La recensione di The Kitchen, il film uscito su Netflix il 18 gennaio co-diretto da Daniel Kaluuya
Per il suo esordio alla regia
Daniel Kaluuya (protagonista di
Get Out, premio Oscar per
Judas and the Black Messiah e protagonista di
Nope) si è affiancato a
Kibwe Tavares, regista di corti di fantascienza britannico dalla personalità così spiccata che, guardando il prodotto finito, viene da pensare che sia stato
Tavares a trovare in
Kaluuya una spalla per un suo progetto.
The Kitchen è fantascienza umanista inglese, in cui in una Londra del futuro padre e figlio si cercano.

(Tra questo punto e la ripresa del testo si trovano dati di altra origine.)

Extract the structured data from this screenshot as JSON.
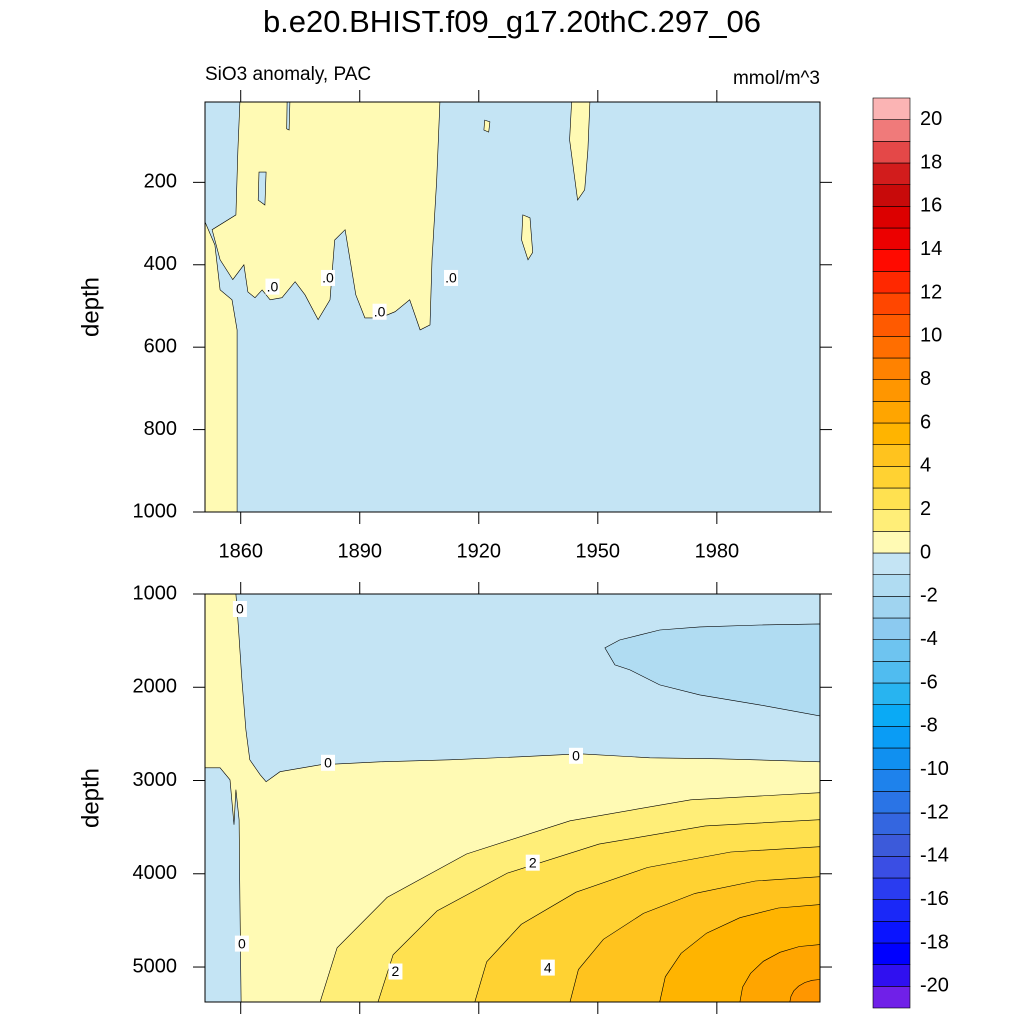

Il primo lavora in un obitorio distopico nel quale i cadaveri sono trasformati in piante, il secondo ci finisce quando la madre muore, i due si incontrano e per una coincidenza capiscono di essere padre e figlio senza dirselo.
È tutto un gioco di attrazione e repulsione, questi due uomini sanno di essere legati da qualcosa e da quando si incontrano faticano a non stare più insieme mentre il ragazzo, rimasto solo, sembra incline a cadere preda delle gang criminali. Entrambi per ragioni diverse non vogliono confessare la verità che hanno ormai compreso, non vogliono effettivamente vivere insieme e stringere un reale rapporto, ma non vogliono nemmeno non farlo. Tutto The Kitchen si gioca in questo territorio ambiguo nel quale desideri contrastanti, uniti a paure, incertezze e mutismi, rendono da una parte un rapporto impossibile e dall’altra, lentamente, ne creano uno nuovo. Tutto in attesa che qualcuno dichiari quello che entrambi hanno capito.
Purtroppo il film è molto peggio che sulla carta.
The Kitchen non sa sfruttare il suo setting di fantascienza per il quale sembra aver speso non poco, ma che di fatto non serve a nulla. Questa storia di padre/figlio poteva avvenire anche nel presente e non diventa mai qualcosa di emotivamente impegnativo per lo spettatore, rimane sempre sul filo della velleità.
The Kitchen vorrebbe molto essere un film intenso, ha studiato i film intensi ed è convinto di star trattenendo emozioni potentissime, intanto però nulla accade né fuori né dentro ai personaggi, il cui contrasto iniziale rimane tale a oltranza. Ci vorrebbe una reale tensione da percepire ma non c’è, cosa per la quale sono imputabili non poco gli attori, che è grave in un film co-diretto da un attore. Sia
Kano che
Rasaw Kukoyi sono incapaci di creare quell’elettricità che darebbe al film almeno un’anima. Non hanno una presenza, non creano chimica tra loro, non caratterizzano davvero i loro personaggi. Incolori in un mondo banale, i due non si parlano nel più classico dei blandi film da piattaforma. La versione amatoriale del cinema d’autore.